In deze tussentijdse evaluatie komen achtereenvolgens aan de orde:

* een geschiedenis van de operatie (hoofdstuk 2).

* de militaire aspecten van het Toetsingskader (hoofdstuk 3): het mandaat, de militaire aspecten waaronder militaire haalbaarheid, de geweldsinstructie, de commandostructuur, de risicoanalyse en contingency-planning, de geschiktheid en beschikbaarheid van eenheden en de duur van de uitzending. * een analyse van de operatie in militair-operationeel opzicht (hoofdstuk 4). Hier luidt de vraagstelling: welke aspecten van de planning, voorbereiding, uitvoering en afwikkeling van de missie vragen nadere beschouwing, teneinde de evaluatieresultaten te kunnen benutten bij de voorbereiding en uitvoering van andere vredesoperaties * de financiën (hoofdstuk 5).

1. Ter inleiding: geschiedenis van de operatie

1. SFOR

In september 1995 werkten de presidenten van Kroatië, Servië en Bosnië-Herzegovina mee aan een onder Amerikaanse leiding op de vliegbasis Dayton (USA) voorbereide vredesregeling, die een einde moest maken aan de strijd in Bosnië-Herzegovina. Het uitgangspunt van deze vredesregeling was het behoud van de territoriale integriteit van Bosnië-Herzegovina. Op 14 december 1995 werd in Parijs het "General Framework Agreement for Peace in Bosnia and Herzegovina" getekend, beter bekend onder de naam Dayton-akkoorden.
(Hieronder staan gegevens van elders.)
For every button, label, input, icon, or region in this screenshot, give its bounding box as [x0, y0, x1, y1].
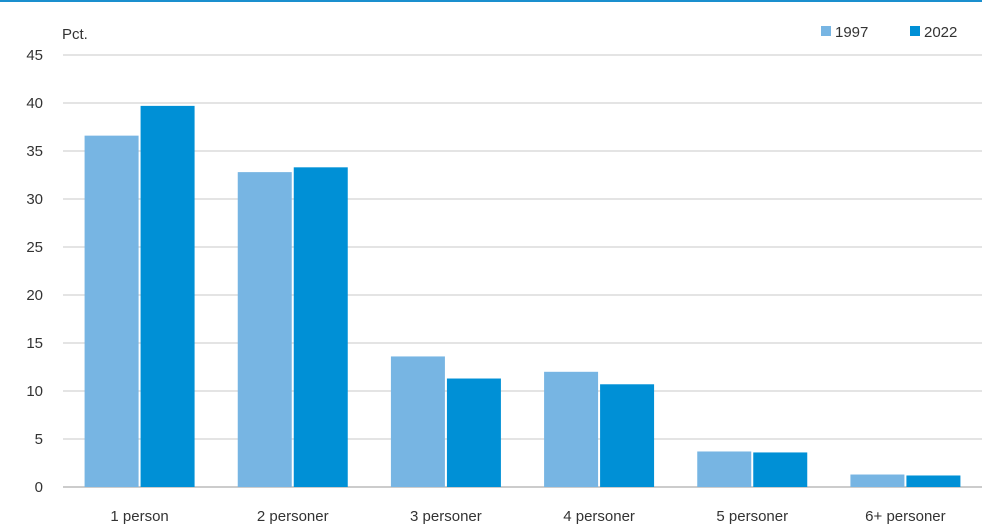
bar-2022-5-personer	[753, 452, 808, 487]
legend-label-1997: 1997	[835, 24, 868, 41]
y-axis: 0 5 10 15 20 25 30 35 40 45	[26, 47, 43, 496]
bar-2022-6-personer	[906, 475, 961, 487]
y-tick-label: 20	[26, 287, 43, 304]
bar-2022-2-personer	[293, 167, 348, 487]
bar-1997-2-personer	[237, 172, 292, 487]
bar-1997-3-personer	[390, 356, 445, 487]
x-tick-label: 6+ personer	[865, 508, 945, 525]
gridlines	[63, 54, 982, 488]
y-tick-label: 15	[26, 335, 43, 352]
x-tick-label: 5 personer	[716, 508, 788, 525]
x-tick-label: 1 person	[110, 508, 168, 525]
bar-1997-4-personer	[544, 371, 599, 487]
top-rule	[0, 0, 982, 2]
legend-swatch-2022	[910, 26, 920, 36]
x-axis: 1 person 2 personer 3 personer 4 personer 5 …	[110, 508, 945, 525]
legend-label-2022: 2022	[924, 24, 957, 41]
bar-2022-1-person	[140, 105, 195, 487]
y-tick-label: 40	[26, 95, 43, 112]
y-tick-label: 30	[26, 191, 43, 208]
y-tick-label: 45	[26, 47, 43, 64]
x-tick-label: 2 personer	[257, 508, 329, 525]
y-tick-label: 25	[26, 239, 43, 256]
x-tick-label: 4 personer	[563, 508, 635, 525]
bar-1997-6-personer	[850, 474, 905, 487]
bar-1997-1-person	[84, 135, 139, 487]
legend-swatch-1997	[821, 26, 831, 36]
bar-1997-5-personer	[697, 451, 752, 487]
x-tick-label: 3 personer	[410, 508, 482, 525]
y-tick-label: 0	[35, 479, 43, 496]
y-tick-label: 10	[26, 383, 43, 400]
y-tick-label: 5	[35, 431, 43, 448]
bar-2022-4-personer	[600, 384, 655, 487]
legend: 1997 2022	[821, 24, 957, 41]
y-tick-label: 35	[26, 143, 43, 160]
bar-2022-3-personer	[446, 378, 501, 487]
y-axis-unit-label: Pct.	[62, 26, 88, 43]
bars	[84, 105, 961, 487]
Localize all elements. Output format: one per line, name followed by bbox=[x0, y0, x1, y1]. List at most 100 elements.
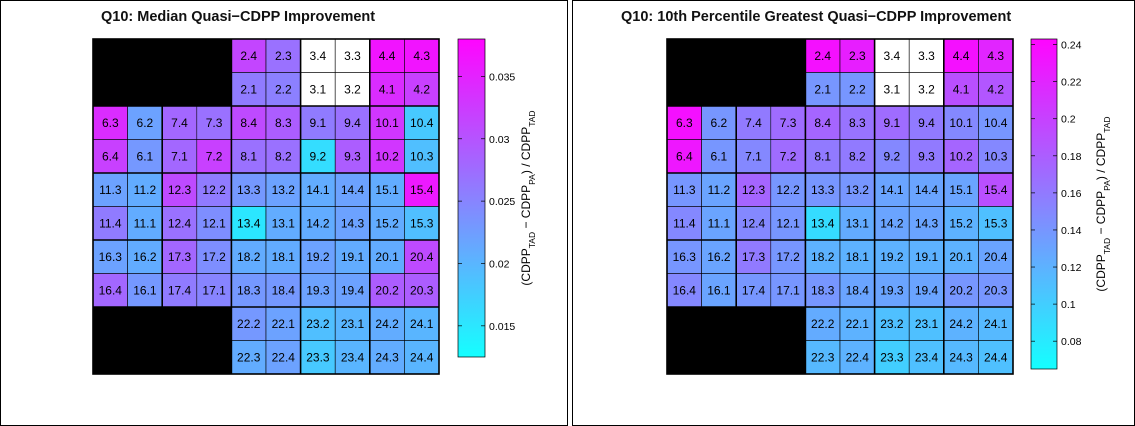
cell-label: 4.1 bbox=[953, 83, 970, 97]
heatmap-cell bbox=[978, 72, 1014, 107]
colorbar-tick-label: 0.2 bbox=[1061, 114, 1076, 126]
cell-label: 19.4 bbox=[341, 284, 365, 298]
heatmap-cell bbox=[978, 105, 1014, 140]
colorbar-tick-label: 0.02 bbox=[489, 258, 510, 270]
left-chart-panel: Q10: Median Quasi−CDPP Improvement 2.4 2.… bbox=[0, 0, 568, 426]
colorbar-tick-label: 0.18 bbox=[1061, 151, 1082, 163]
heatmap-cell bbox=[943, 273, 979, 308]
cell-label: 20.2 bbox=[375, 284, 399, 298]
heatmap-cell bbox=[300, 273, 336, 308]
heatmap-cell bbox=[701, 239, 737, 274]
cell-label: 6.1 bbox=[711, 150, 728, 164]
cell-label: 19.4 bbox=[915, 284, 939, 298]
heatmap-cell bbox=[908, 72, 945, 107]
cell-label: 9.2 bbox=[884, 150, 901, 164]
heatmap-cell bbox=[404, 206, 440, 241]
cell-label: 22.1 bbox=[272, 317, 296, 331]
heatmap-cell bbox=[805, 105, 841, 140]
heatmap-cell bbox=[404, 139, 440, 174]
cell-label: 10.1 bbox=[949, 116, 973, 130]
cell-label: 13.3 bbox=[811, 183, 835, 197]
heatmap-cell bbox=[701, 273, 737, 308]
heatmap-cell bbox=[839, 105, 875, 140]
cell-label: 12.2 bbox=[776, 183, 800, 197]
cell-label: 18.3 bbox=[811, 284, 835, 298]
cell-label: 13.1 bbox=[272, 217, 296, 231]
heatmap-cell bbox=[839, 273, 875, 308]
heatmap-cell bbox=[978, 273, 1014, 308]
heatmap-cell bbox=[770, 206, 806, 241]
colorbar-tick-label: 0.035 bbox=[489, 71, 515, 83]
heatmap-cell bbox=[196, 139, 232, 174]
cell-label: 14.1 bbox=[306, 183, 330, 197]
cell-label: 7.3 bbox=[780, 116, 797, 130]
heatmap-cell bbox=[770, 139, 806, 174]
cell-label: 23.3 bbox=[880, 351, 904, 365]
cell-label: 22.4 bbox=[272, 351, 296, 365]
colorbar-tick-label: 0.16 bbox=[1061, 188, 1082, 200]
heatmap-cell bbox=[334, 306, 371, 341]
cell-label: 14.4 bbox=[915, 183, 939, 197]
cell-label: 3.2 bbox=[344, 83, 361, 97]
cell-label: 4.1 bbox=[379, 83, 396, 97]
heatmap-border bbox=[92, 38, 440, 375]
cell-label: 18.4 bbox=[272, 284, 296, 298]
heatmap-cell bbox=[978, 206, 1014, 241]
colorbar bbox=[1030, 38, 1058, 370]
cell-label: 11.4 bbox=[99, 217, 122, 231]
cell-label: 3.3 bbox=[344, 49, 361, 63]
cell-label: 8.1 bbox=[240, 150, 257, 164]
heatmap-cell bbox=[300, 105, 336, 140]
cell-label: 22.2 bbox=[237, 317, 261, 331]
heatmap-cell bbox=[874, 206, 910, 241]
heatmap-cell bbox=[231, 38, 267, 73]
heatmap-cell bbox=[908, 273, 945, 308]
cell-label: 9.1 bbox=[310, 116, 327, 130]
chart-title: Q10: 10th Percentile Greatest Quasi−CDPP… bbox=[621, 9, 1012, 25]
heatmap-cell bbox=[127, 172, 163, 207]
heatmap-cell bbox=[265, 306, 301, 341]
heatmap-cell bbox=[300, 172, 336, 207]
cell-label: 9.4 bbox=[918, 116, 935, 130]
cell-label: 13.1 bbox=[846, 217, 870, 231]
heatmap-cell bbox=[839, 206, 875, 241]
cell-label: 16.1 bbox=[133, 284, 157, 298]
cell-label: 18.3 bbox=[237, 284, 261, 298]
cell-label: 13.3 bbox=[237, 183, 261, 197]
heatmap-cell bbox=[231, 306, 267, 341]
cell-label: 7.1 bbox=[171, 150, 188, 164]
cell-label: 2.1 bbox=[240, 83, 257, 97]
cell-label: 24.3 bbox=[375, 351, 399, 365]
heatmap-cell bbox=[839, 306, 875, 341]
cell-label: 16.3 bbox=[99, 250, 123, 264]
heatmap-cell bbox=[908, 239, 945, 274]
heatmap-cell bbox=[334, 72, 371, 107]
cell-label: 19.2 bbox=[306, 250, 330, 264]
colorbar bbox=[457, 38, 486, 358]
cell-label: 2.4 bbox=[814, 49, 831, 63]
cell-label: 13.4 bbox=[237, 217, 261, 231]
percentile-improvement-heatmap: 2.4 2.3 3.4 3.3 4.4 4.3 2.1 2.2 3.1 3.2 4.1 4.2 6.3 6… bbox=[666, 38, 1112, 375]
cell-label: 18.1 bbox=[846, 250, 870, 264]
cell-label: 20.3 bbox=[410, 284, 434, 298]
cell-label: 12.3 bbox=[168, 183, 192, 197]
heatmap-cell bbox=[839, 239, 875, 274]
cell-label: 9.1 bbox=[884, 116, 901, 130]
cell-label: 7.1 bbox=[745, 150, 762, 164]
heatmap-cell bbox=[943, 306, 979, 341]
cell-label: 15.4 bbox=[410, 183, 434, 197]
heatmap-cell bbox=[196, 206, 232, 241]
cell-label: 20.1 bbox=[949, 250, 973, 264]
cell-label: 7.4 bbox=[745, 116, 762, 130]
cell-label: 7.2 bbox=[780, 150, 797, 164]
cell-label: 9.3 bbox=[918, 150, 935, 164]
cell-label: 20.1 bbox=[375, 250, 399, 264]
cell-label: 15.2 bbox=[949, 217, 973, 231]
cell-label: 4.2 bbox=[987, 83, 1004, 97]
cell-label: 13.2 bbox=[846, 183, 870, 197]
cell-label: 17.3 bbox=[168, 250, 192, 264]
cell-label: 16.4 bbox=[99, 284, 123, 298]
cell-label: 23.4 bbox=[915, 351, 939, 365]
cell-label: 3.1 bbox=[310, 83, 327, 97]
cell-label: 4.3 bbox=[987, 49, 1004, 63]
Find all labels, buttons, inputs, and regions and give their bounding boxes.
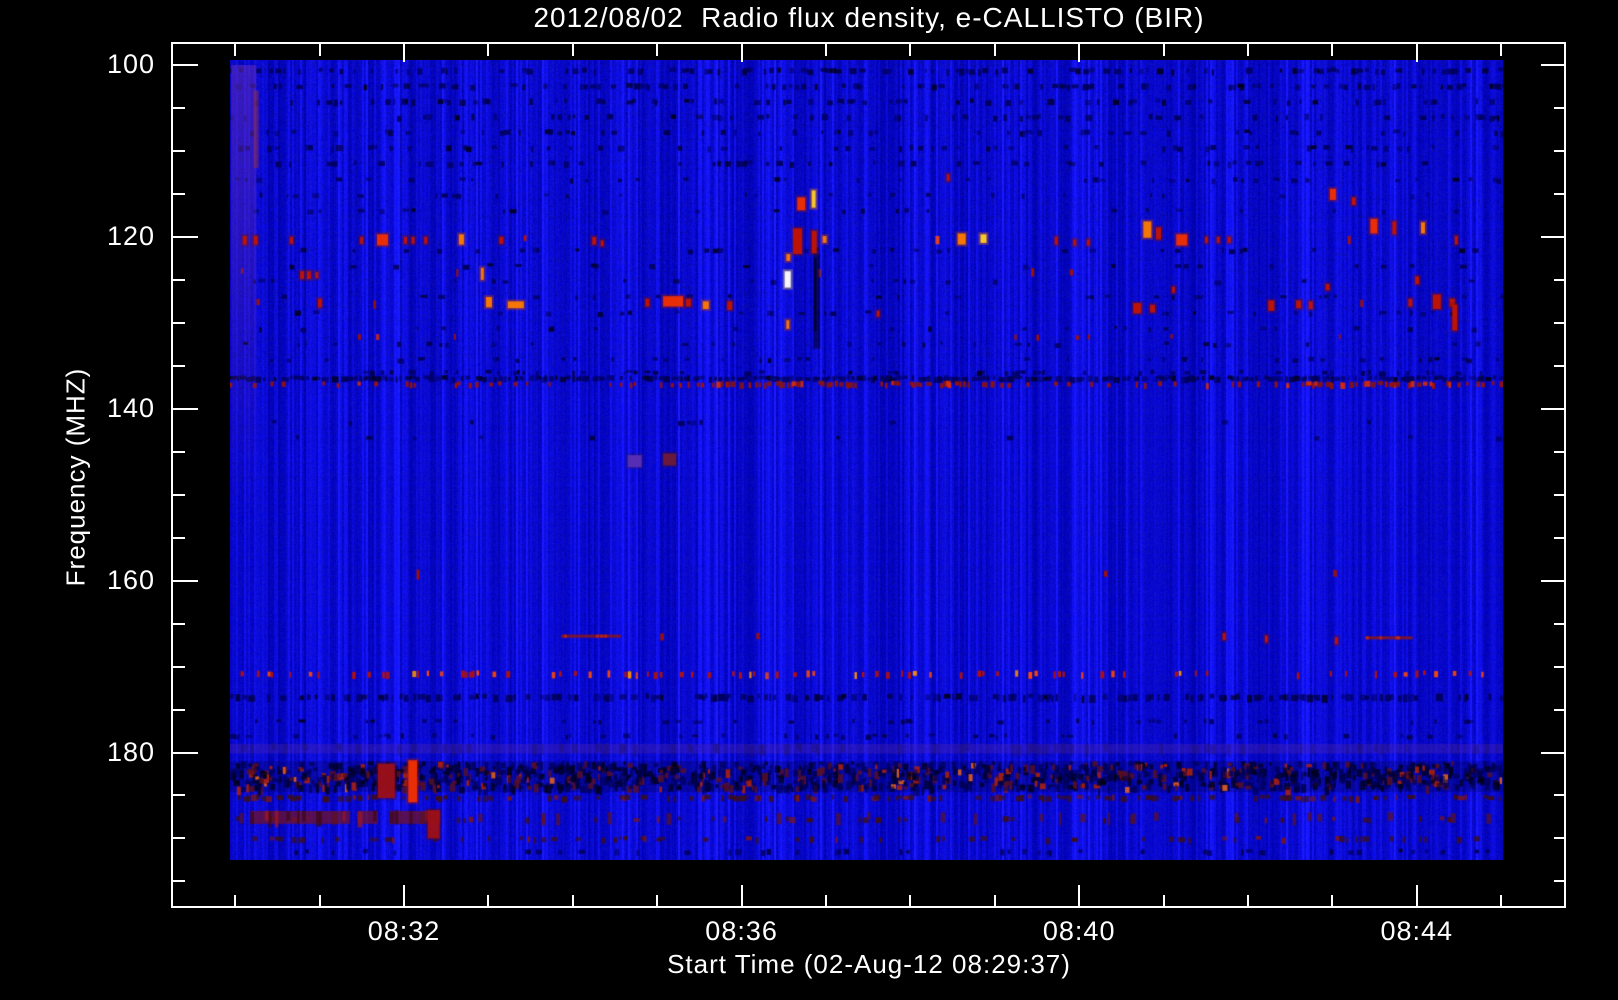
axis-tick — [1554, 321, 1566, 324]
axis-tick — [318, 44, 321, 56]
axis-tick — [1500, 895, 1503, 907]
axis-tick — [234, 44, 237, 56]
axis-tick — [173, 64, 198, 66]
axis-tick — [1162, 44, 1165, 56]
axis-tick — [173, 493, 185, 496]
axis-tick — [825, 895, 827, 907]
axis-tick — [571, 895, 574, 907]
axis-tick — [740, 885, 743, 907]
axis-tick — [1554, 149, 1566, 152]
y-tick-label: 180 — [106, 736, 155, 767]
axis-tick — [993, 895, 996, 907]
axis-tick — [1554, 364, 1566, 367]
axis-tick — [1554, 278, 1566, 281]
x-tick-label: 08:32 — [367, 916, 441, 946]
axis-tick — [487, 895, 490, 907]
axis-tick — [1554, 708, 1566, 711]
axis-tick — [1554, 450, 1566, 453]
y-axis-label: Frequency (MHZ) — [60, 367, 91, 587]
axis-tick — [173, 407, 198, 410]
axis-tick — [1541, 407, 1566, 410]
y-tick-label: 100 — [106, 49, 155, 79]
axis-tick — [173, 880, 185, 883]
axis-tick — [656, 44, 659, 56]
axis-tick — [173, 837, 185, 840]
axis-tick — [1554, 106, 1566, 109]
axis-tick — [173, 751, 198, 754]
axis-tick — [173, 149, 185, 152]
axis-tick — [173, 235, 198, 238]
spectrogram-canvas — [230, 60, 1503, 860]
axis-tick — [1554, 665, 1566, 668]
axis-tick — [1078, 885, 1081, 907]
axis-tick — [1247, 44, 1249, 56]
axis-tick — [1415, 885, 1418, 907]
axis-tick — [173, 364, 185, 367]
axis-tick — [909, 895, 912, 907]
axis-tick — [1331, 895, 1334, 907]
axis-tick — [173, 536, 185, 539]
axis-tick — [234, 895, 237, 907]
axis-tick — [173, 321, 185, 324]
axis-tick — [1162, 895, 1165, 907]
x-tick-label: 08:44 — [1380, 916, 1454, 946]
axis-tick — [173, 106, 185, 109]
axis-tick — [909, 44, 912, 56]
axis-tick — [487, 44, 490, 56]
y-tick-label: 160 — [106, 564, 155, 595]
axis-tick — [825, 44, 827, 56]
axis-tick — [1554, 493, 1566, 496]
x-tick-label: 08:40 — [1042, 916, 1116, 946]
axis-tick — [993, 44, 996, 56]
axis-tick — [656, 895, 659, 907]
axis-tick — [1541, 579, 1566, 582]
axis-tick — [318, 895, 321, 907]
axis-tick — [173, 192, 185, 195]
axis-tick — [173, 794, 185, 797]
x-tick-label: 08:36 — [705, 916, 778, 946]
axis-tick — [173, 450, 185, 453]
axis-tick — [1078, 44, 1081, 62]
axis-tick — [173, 622, 185, 625]
axis-tick — [403, 885, 405, 907]
axis-tick — [1331, 44, 1334, 56]
y-tick-label: 120 — [106, 220, 155, 251]
axis-tick — [173, 278, 185, 281]
x-axis-label: Start Time (02-Aug-12 08:29:37) — [667, 949, 1071, 979]
axis-tick — [1247, 895, 1249, 907]
axis-tick — [1554, 192, 1566, 195]
axis-tick — [1554, 622, 1566, 625]
axis-tick — [1541, 64, 1566, 66]
axis-tick — [740, 44, 743, 62]
axis-tick — [173, 708, 185, 711]
axis-tick — [403, 44, 405, 62]
axis-tick — [173, 665, 185, 668]
axis-tick — [571, 44, 574, 56]
axis-tick — [1415, 44, 1418, 62]
axis-tick — [1500, 44, 1503, 56]
axis-tick — [1541, 751, 1566, 754]
axis-tick — [1541, 235, 1566, 238]
axis-tick — [1554, 794, 1566, 797]
y-tick-label: 140 — [106, 392, 155, 423]
axis-box — [171, 42, 1566, 908]
axis-tick — [1554, 837, 1566, 840]
plot-title: 2012/08/02 Radio flux density, e-CALLIST… — [533, 2, 1205, 33]
axis-tick — [1554, 536, 1566, 539]
axis-tick — [1554, 880, 1566, 883]
axis-tick — [173, 579, 198, 582]
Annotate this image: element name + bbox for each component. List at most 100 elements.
De Veiligheidsraad van de Verenigde Naties nam de dag daarop Resolutie 1031 aan, en mandateerde de NAVO een multinationale vredesmacht van 60.000 militairen uit te rusten voor uitzending naar Bosnië-Herzegovina. Deze zogeheten "Implementation Force" (IFOR) had een robuust mandaat en moest de omstandigheden scheppen voor de uitvoering van de Dayton-akkoorden (operatie "Joint Endeavour"). Daarbij mocht de vredesmacht eventueel geweld gebruiken. IFOR moest onder andere toezien op het staakt-het-vuren en het instellen van een zogenaamde "inter-entity boundary line" tussen de gebieden van de Bosnische Serviërs en die van de Kroaten en Moslims. Daarnaast kreeg IFOR de taak orde en rust te brengen in het land. In de door IFOR afgedwongen veilige omgeving ("safe and secure environment") konden internationale civiele organisaties de civiele aspecten van de Dayton-akkoorden ter hand nemen. Het uitgangspunt was IFOR na een jaar te vervangen door een kleinere vredesmacht.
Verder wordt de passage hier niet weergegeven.